Che ritratto dell’Italia del vino emerge alla fine di questo lavoro che ci ha portato dalle Alpi al cuore del Mediterraneo? È un panorama complesso e di grande vitalità: ci sono state ottime annate, in molte delle zone classiche come, ad esempio, la 2019, la 2020 e la 2021 per Toscana e Piemonte, ma anche in altre regioni; nelle nostre cantine si continua a sperimentare e investire in tecnologie moderne mentre si recuperano antiche tradizioni rivisitate con occhi nuovi, come nel caso delle anfore, del cocciopesto, dei contenitori di ceramica, dei tini di cemento di nuova generazione. In vigna abbiamo continui ritorni di antichi vitigni ma anche la diffusione delle nuove varietà resistenti, e ormai non sono poche le aziende che utilizzano tecnologie satellitari e droni per il monitoraggio delle vigne e la difesa dalle patologie, per i trattamenti a minimo impatto ambientale: è la viticoltura 4.0, dove si recupera un rapporto diverso con l’ambiente, all’insegna della sostenibilità e di uno sviluppo armonico, con l’azienda sempre più inserita e partecipe delle politiche del territorio.

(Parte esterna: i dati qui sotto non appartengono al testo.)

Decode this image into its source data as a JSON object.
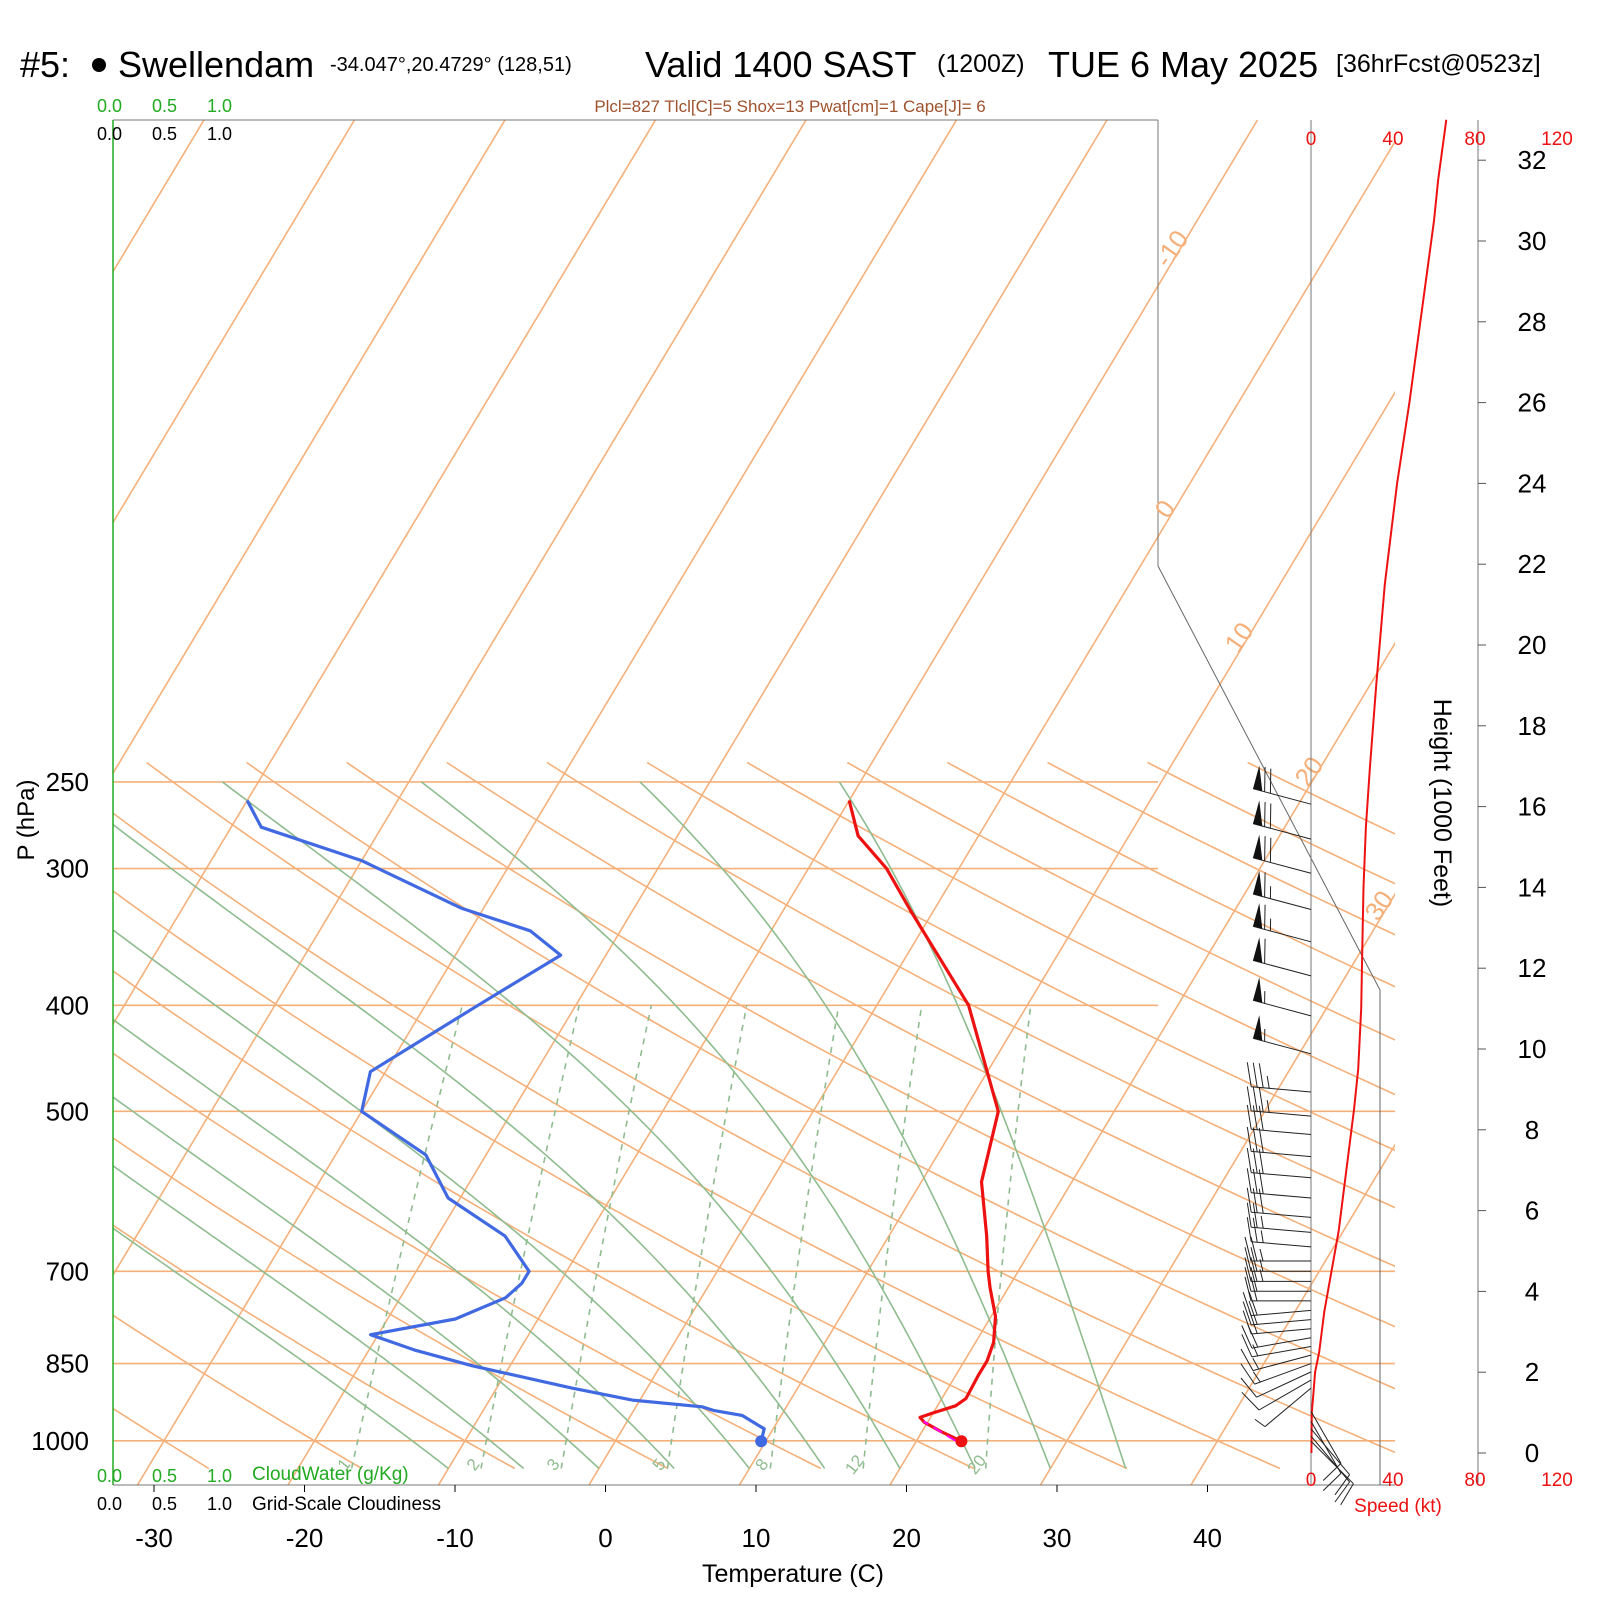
{
  "header": {
    "station_id": "#5:",
    "station_name": "Swellendam",
    "coords": "-34.047°,20.4729° (128,51)",
    "valid": "Valid 1400 SAST",
    "zulu": "(1200Z)",
    "date": "TUE 6 May 2025",
    "forecast": "[36hrFcst@0523z]"
  },
  "indices": "Plcl=827 Tlcl[C]=5 Shox=13 Pwat[cm]=1 Cape[J]= 6",
  "colors": {
    "temperature": "#ee1111",
    "dewpoint": "#4169e1",
    "isotherm_isobar": "#f5b07a",
    "dry_adiabat": "#f5b07a",
    "moist_adiabat": "#8fbc8f",
    "mixing_ratio": "#8fbc8f",
    "cloud_scale": "#22aa22",
    "wind_speed": "#ee1111",
    "parcel": "#ff00ff"
  },
  "cloud_scale_labels": [
    "0.0",
    "0.5",
    "1.0"
  ],
  "cloud_water_label": "CloudWater (g/Kg)",
  "cloudiness_label": "Grid-Scale Cloudiness",
  "speed_label": "Speed (kt)",
  "speed_ticks": [
    "0",
    "40",
    "80",
    "120"
  ],
  "chart_data": {
    "type": "line",
    "title": "",
    "xlabel": "Temperature (C)",
    "ylabel": "P (hPa)",
    "y2label": "Height (1000 Feet)",
    "y_scale": "log",
    "xlim": [
      -33,
      36
    ],
    "ylim": [
      1050,
      250
    ],
    "x_ticks": [
      -30,
      -20,
      -10,
      0,
      10,
      20,
      30,
      40
    ],
    "y_ticks": [
      250,
      300,
      400,
      500,
      700,
      850,
      1000
    ],
    "height_ticks_kft": [
      0,
      2,
      4,
      6,
      8,
      10,
      12,
      14,
      16,
      18,
      20,
      22,
      24,
      26,
      28,
      30,
      32
    ],
    "isotherm_labels": [
      -30,
      -20,
      -10,
      0,
      10,
      20,
      30
    ],
    "mixing_ratio_labels": [
      1,
      2,
      3,
      5,
      8,
      12,
      20
    ],
    "series": [
      {
        "name": "Temperature",
        "points": [
          [
            23.0,
            1001
          ],
          [
            21.2,
            980
          ],
          [
            19.8,
            962
          ],
          [
            19.3,
            952
          ],
          [
            20.0,
            943
          ],
          [
            21.2,
            929
          ],
          [
            21.6,
            915
          ],
          [
            21.5,
            872
          ],
          [
            21.5,
            845
          ],
          [
            21.2,
            813
          ],
          [
            20.3,
            770
          ],
          [
            18.8,
            725
          ],
          [
            18.0,
            700
          ],
          [
            16.5,
            650
          ],
          [
            14.0,
            580
          ],
          [
            12.3,
            500
          ],
          [
            6.1,
            400
          ],
          [
            -1.5,
            328
          ],
          [
            -4.8,
            300
          ],
          [
            -8.0,
            280
          ],
          [
            -10.0,
            260
          ]
        ]
      },
      {
        "name": "Dewpoint",
        "points": [
          [
            9.7,
            1001
          ],
          [
            9.4,
            975
          ],
          [
            7.4,
            948
          ],
          [
            5.3,
            938
          ],
          [
            4.4,
            931
          ],
          [
            -0.5,
            918
          ],
          [
            -5.0,
            895
          ],
          [
            -12.5,
            854
          ],
          [
            -17.0,
            826
          ],
          [
            -20.5,
            800
          ],
          [
            -15.5,
            774
          ],
          [
            -13.0,
            740
          ],
          [
            -12.5,
            718
          ],
          [
            -12.5,
            700
          ],
          [
            -15.5,
            650
          ],
          [
            -20.8,
            600
          ],
          [
            -24.0,
            548
          ],
          [
            -30.0,
            500
          ],
          [
            -31.0,
            460
          ],
          [
            -26.5,
            400
          ],
          [
            -23.0,
            360
          ],
          [
            -26.0,
            342
          ],
          [
            -31.5,
            326
          ],
          [
            -40.0,
            295
          ],
          [
            -48.0,
            275
          ],
          [
            -50.0,
            260
          ]
        ]
      },
      {
        "name": "Parcel",
        "points": [
          [
            22.6,
            1000
          ],
          [
            19.7,
            960
          ]
        ]
      }
    ],
    "surface_temperature": 23.0,
    "surface_dewpoint": 9.7,
    "wind_speed_profile_kt": [
      [
        0.2,
        0
      ],
      [
        0.4,
        1
      ],
      [
        1.2,
        1.5
      ],
      [
        2.0,
        2.0
      ],
      [
        4.0,
        2.5
      ],
      [
        6.5,
        3.5
      ],
      [
        10.0,
        4.5
      ],
      [
        13.5,
        5.5
      ],
      [
        16.0,
        6.5
      ],
      [
        18.5,
        7.5
      ],
      [
        21.0,
        8.5
      ],
      [
        23.0,
        9.5
      ],
      [
        24.5,
        11.0
      ],
      [
        25.0,
        12.5
      ],
      [
        25.6,
        14.0
      ],
      [
        26.8,
        15.5
      ],
      [
        28.8,
        17.0
      ],
      [
        31.8,
        19.0
      ],
      [
        36.0,
        21.5
      ],
      [
        42.0,
        24.0
      ],
      [
        48.0,
        26.0
      ],
      [
        56.0,
        29.0
      ],
      [
        60.0,
        30.5
      ],
      [
        62.0,
        31.5
      ],
      [
        66.0,
        33.0
      ]
    ],
    "wind_barbs": [
      {
        "p": 262,
        "dir": 285,
        "spd": 70
      },
      {
        "p": 282,
        "dir": 285,
        "spd": 70
      },
      {
        "p": 303,
        "dir": 285,
        "spd": 70
      },
      {
        "p": 327,
        "dir": 285,
        "spd": 65
      },
      {
        "p": 350,
        "dir": 285,
        "spd": 65
      },
      {
        "p": 376,
        "dir": 285,
        "spd": 60
      },
      {
        "p": 409,
        "dir": 285,
        "spd": 55
      },
      {
        "p": 443,
        "dir": 285,
        "spd": 55
      },
      {
        "p": 480,
        "dir": 275,
        "spd": 35
      },
      {
        "p": 505,
        "dir": 275,
        "spd": 35
      },
      {
        "p": 525,
        "dir": 275,
        "spd": 30
      },
      {
        "p": 550,
        "dir": 275,
        "spd": 30
      },
      {
        "p": 575,
        "dir": 275,
        "spd": 30
      },
      {
        "p": 600,
        "dir": 275,
        "spd": 30
      },
      {
        "p": 625,
        "dir": 275,
        "spd": 30
      },
      {
        "p": 645,
        "dir": 275,
        "spd": 25
      },
      {
        "p": 665,
        "dir": 275,
        "spd": 25
      },
      {
        "p": 685,
        "dir": 270,
        "spd": 25
      },
      {
        "p": 700,
        "dir": 270,
        "spd": 25
      },
      {
        "p": 715,
        "dir": 270,
        "spd": 25
      },
      {
        "p": 730,
        "dir": 270,
        "spd": 20
      },
      {
        "p": 745,
        "dir": 270,
        "spd": 20
      },
      {
        "p": 760,
        "dir": 265,
        "spd": 20
      },
      {
        "p": 775,
        "dir": 265,
        "spd": 20
      },
      {
        "p": 790,
        "dir": 265,
        "spd": 20
      },
      {
        "p": 805,
        "dir": 260,
        "spd": 20
      },
      {
        "p": 820,
        "dir": 260,
        "spd": 15
      },
      {
        "p": 835,
        "dir": 255,
        "spd": 15
      },
      {
        "p": 850,
        "dir": 250,
        "spd": 15
      },
      {
        "p": 865,
        "dir": 245,
        "spd": 10
      },
      {
        "p": 880,
        "dir": 240,
        "spd": 10
      },
      {
        "p": 895,
        "dir": 230,
        "spd": 5
      },
      {
        "p": 940,
        "dir": 150,
        "spd": 10
      },
      {
        "p": 960,
        "dir": 150,
        "spd": 10
      },
      {
        "p": 975,
        "dir": 140,
        "spd": 10
      },
      {
        "p": 990,
        "dir": 140,
        "spd": 10
      },
      {
        "p": 1001,
        "dir": 135,
        "spd": 10
      }
    ]
  }
}
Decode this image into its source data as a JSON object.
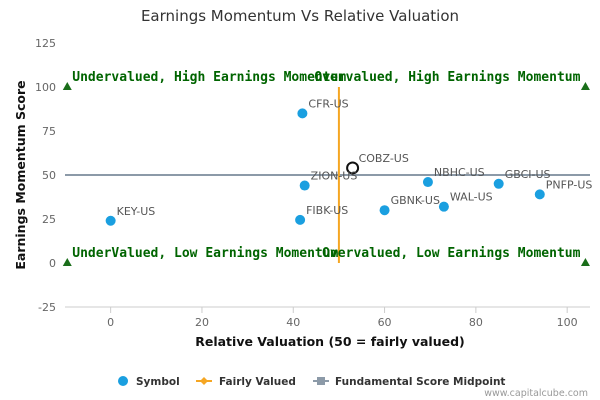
{
  "chart_data": {
    "type": "scatter",
    "title": "Earnings Momentum Vs Relative Valuation",
    "xlabel": "Relative Valuation (50 = fairly valued)",
    "ylabel": "Earnings Momentum Score",
    "xlim": [
      -10,
      105
    ],
    "ylim": [
      -25,
      125
    ],
    "xticks": [
      0,
      20,
      40,
      60,
      80,
      100
    ],
    "yticks": [
      -25,
      0,
      25,
      50,
      75,
      100,
      125
    ],
    "fair_value_x": 50,
    "midpoint_y": 50,
    "points": [
      {
        "label": "CFR-US",
        "x": 42,
        "y": 85
      },
      {
        "label": "COBZ-US",
        "x": 53,
        "y": 54,
        "highlight": true
      },
      {
        "label": "ZION-US",
        "x": 42.5,
        "y": 44
      },
      {
        "label": "NBHC-US",
        "x": 69.5,
        "y": 46
      },
      {
        "label": "GBCI-US",
        "x": 85,
        "y": 45
      },
      {
        "label": "PNFP-US",
        "x": 94,
        "y": 39
      },
      {
        "label": "GBNK-US",
        "x": 60,
        "y": 30
      },
      {
        "label": "WAL-US",
        "x": 73,
        "y": 32
      },
      {
        "label": "FIBK-US",
        "x": 41.5,
        "y": 24.5
      },
      {
        "label": "KEY-US",
        "x": 0,
        "y": 24
      }
    ],
    "quadrant_labels": {
      "top_left": "Undervalued, High Earnings Momentum",
      "top_right": "Overvalued, High Earnings Momentum",
      "bottom_left": "UnderValued, Low Earnings Momentum",
      "bottom_right": "Overvalued, Low Earnings Momentum"
    },
    "legend": [
      {
        "name": "Symbol",
        "color": "#1a9fe0"
      },
      {
        "name": "Fairly Valued",
        "color": "#f5a623"
      },
      {
        "name": "Fundamental Score Midpoint",
        "color": "#8c9aa8"
      }
    ],
    "credit": "www.capitalcube.com",
    "colors": {
      "point": "#1a9fe0",
      "fair_line": "#f5a623",
      "midpoint_line": "#8c9aa8",
      "quadrant_text": "#006400",
      "triangle": "#1a6e1a"
    }
  }
}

Come amiamo ripetere, il modo migliore per capire appieno la nostra filosofia è scorrere, oltre ai Tre Bicchieri, i Premi Speciali assegnati ai vini e ai produttori che ci hanno particolarmente emozionato in questi mesi di viaggi, assaggi e… riassaggi! Quest’anno in Guida c’è un nuovo Premo Speciale dedicato ai Giovani Produttori dell’Anno fortemente voluto dalla Banca di Asti, ideatrice di un programma molto importante sul credito rivolto alle aziende agricole e vitivinicole.
Produttori e vini che hanno ottenuto i Premi Speciali saranno presenti alla grande degustazione Tre Bicchieri il 12 ottobre al Roma Convention Center La Nuvola.
Cà du Ferrà si trova a Bonassola, un piccolo borgo in provincia di La Spezia, nella Riviera di Levante, vicino al Parco Nazionale delle Cinque Terre. Qui Giuseppe Luciano Aieta e Davide Zoppi, una coppia nel lavoro e nella vita, hanno dato vita a un delizioso relais e a una piccola cantina che vinifica le uve dei loro cinque ettari di vigna. Il loro Ruzzese è un vino straordinario, da un vitigno reliquia che stava scomparendo, ed è di grande livello. Ma straordinario è anche il loro impegno contro ogni tipo di discriminazione. Il vino si chiama Zero Tolleranza per il Silenzio. Siamo con voi!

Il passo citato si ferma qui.